For COVID-19 updates, visit the official government website www.sacoronavirus.co.za for free.
At a time when wearing a mask, keeping your physical distance and practising scrupulous hand hygiene is key, you shouldn’t let your guard down just because it’s the holidays. In fact, to ensure you and your family stay safe this summer, it’s worth adding a few more steps to your regular sanitising routine.
The Center for Disease Control and Prevention (CDC) says that travel increases your chances of contracting and / or transmitting coronavirus, so the safest way to protect yourself from falling ill would be to have a staycation. However, if you plan to travel either by air or road to a holiday destination, be aware of the risks and take every effort to minimise your contact with other travellers.
If you are exposed to COVID-19 at a holiday gathering, while travelling, or at any other time, you need to quarantine yourself to protect others. This means staying home for 14 days after your last contact with a person who has COVID-19. If you are already sick, have recently tested positive for the virus or have been exposed to a person with Covid-19 you should delay your travel plans.
Choosing your destination:
Camping in a remote spot with your family is probably one of the safest holidays you can have during the COVID-19 pandemic. Steering clear of crowds, public transport, busy beaches, restaurants, and large public gatherings (such as markets and concerts) means you can practice physical distancing with ease.
While making your travel plans, keep in mind that restrictions can change rapidly depending on local conditions. And be aware that if COVID-19 is spreading at your chosen destination you are more likely to get infected. You also run the risk of transmitting the virus to the people you live with when you return, even if you’re asymptomatic.
Travel to high-risk countries is not allowed and if you choose to fly, be aware that if you test positive for COVID-19 up to 72 hours before departure, you will not be able to board your flight. The good news is aeroplanes have ventilation systems that help to recycle clean air, so the only risk you have is if a passenger sitting close by is positive. Remember, spending time in security queues and waiting at airport terminals will also bring you in close contact with other people and frequently touched surfaces.
Airlines have implemented strict sanitisation programmes – but you can also do your bit on board. Disinfect all high-touch surfaces such as tray tables, handsets and inflight entertainment screens, and make sure you wear a mask for the full duration of your journey.
If you need to rent a car, ask how the vehicles are disinfected between renters beforehand. Travel with hand sanitiser and regularly wipe down the steering wheel, gear stick, rear-view mirror and window controls.

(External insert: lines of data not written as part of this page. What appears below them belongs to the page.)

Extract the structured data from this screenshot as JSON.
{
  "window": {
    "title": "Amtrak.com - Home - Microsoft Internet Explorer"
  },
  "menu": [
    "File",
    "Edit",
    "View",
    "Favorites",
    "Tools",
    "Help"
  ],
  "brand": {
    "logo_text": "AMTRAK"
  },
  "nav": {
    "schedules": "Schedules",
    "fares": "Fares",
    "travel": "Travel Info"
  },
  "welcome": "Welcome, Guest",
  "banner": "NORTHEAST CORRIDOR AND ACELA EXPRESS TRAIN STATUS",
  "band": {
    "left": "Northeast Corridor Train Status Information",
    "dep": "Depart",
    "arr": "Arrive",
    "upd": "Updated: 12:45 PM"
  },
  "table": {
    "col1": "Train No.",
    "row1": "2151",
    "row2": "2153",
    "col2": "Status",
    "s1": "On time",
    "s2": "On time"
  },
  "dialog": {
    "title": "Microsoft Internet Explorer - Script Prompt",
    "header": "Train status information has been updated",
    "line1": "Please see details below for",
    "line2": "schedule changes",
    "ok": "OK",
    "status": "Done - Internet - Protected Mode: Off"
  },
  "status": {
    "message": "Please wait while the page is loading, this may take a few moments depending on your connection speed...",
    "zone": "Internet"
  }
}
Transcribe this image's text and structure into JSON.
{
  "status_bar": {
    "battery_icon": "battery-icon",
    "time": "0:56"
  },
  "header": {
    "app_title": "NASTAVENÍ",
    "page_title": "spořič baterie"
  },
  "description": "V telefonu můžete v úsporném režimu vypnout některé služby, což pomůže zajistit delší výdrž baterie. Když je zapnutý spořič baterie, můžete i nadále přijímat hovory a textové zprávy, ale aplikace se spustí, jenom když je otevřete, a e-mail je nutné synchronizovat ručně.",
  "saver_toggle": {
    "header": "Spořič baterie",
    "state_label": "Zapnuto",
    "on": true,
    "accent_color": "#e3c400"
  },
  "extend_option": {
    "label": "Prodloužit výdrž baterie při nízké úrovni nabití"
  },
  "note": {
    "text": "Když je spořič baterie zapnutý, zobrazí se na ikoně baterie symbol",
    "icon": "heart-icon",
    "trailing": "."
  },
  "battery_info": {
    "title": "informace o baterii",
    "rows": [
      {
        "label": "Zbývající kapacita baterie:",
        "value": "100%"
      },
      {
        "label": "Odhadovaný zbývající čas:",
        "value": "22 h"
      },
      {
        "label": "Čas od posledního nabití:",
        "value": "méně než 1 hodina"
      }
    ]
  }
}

When getting together with friends and family members, opt for outdoor venues – such as picnic sites and gardens – as often as possible. In poorly ventilated spaces, make sure windows and doors are open whenever feasible to allow air to circulate.
Public gatherings (such as concerts and markets) with safety measures in place – mask wearing, social distancing and handwashing – obviously pose less risk than gatherings where people aren’t practising these preventive measures. Be mindful of alcohol and drugs as using these may affect someone’s judgement negatively and make it less likely that they’ll remember to practice COVID-19 safety measures.
Staying in touch:
Remember to wash or sanitise your hands before using your phone and clean your handset regularly. Make and receive calls using the speaker option where possible to avoid your face from making contact with your phone and never share your earphones with anyone. Keep spare masks on hand at all times.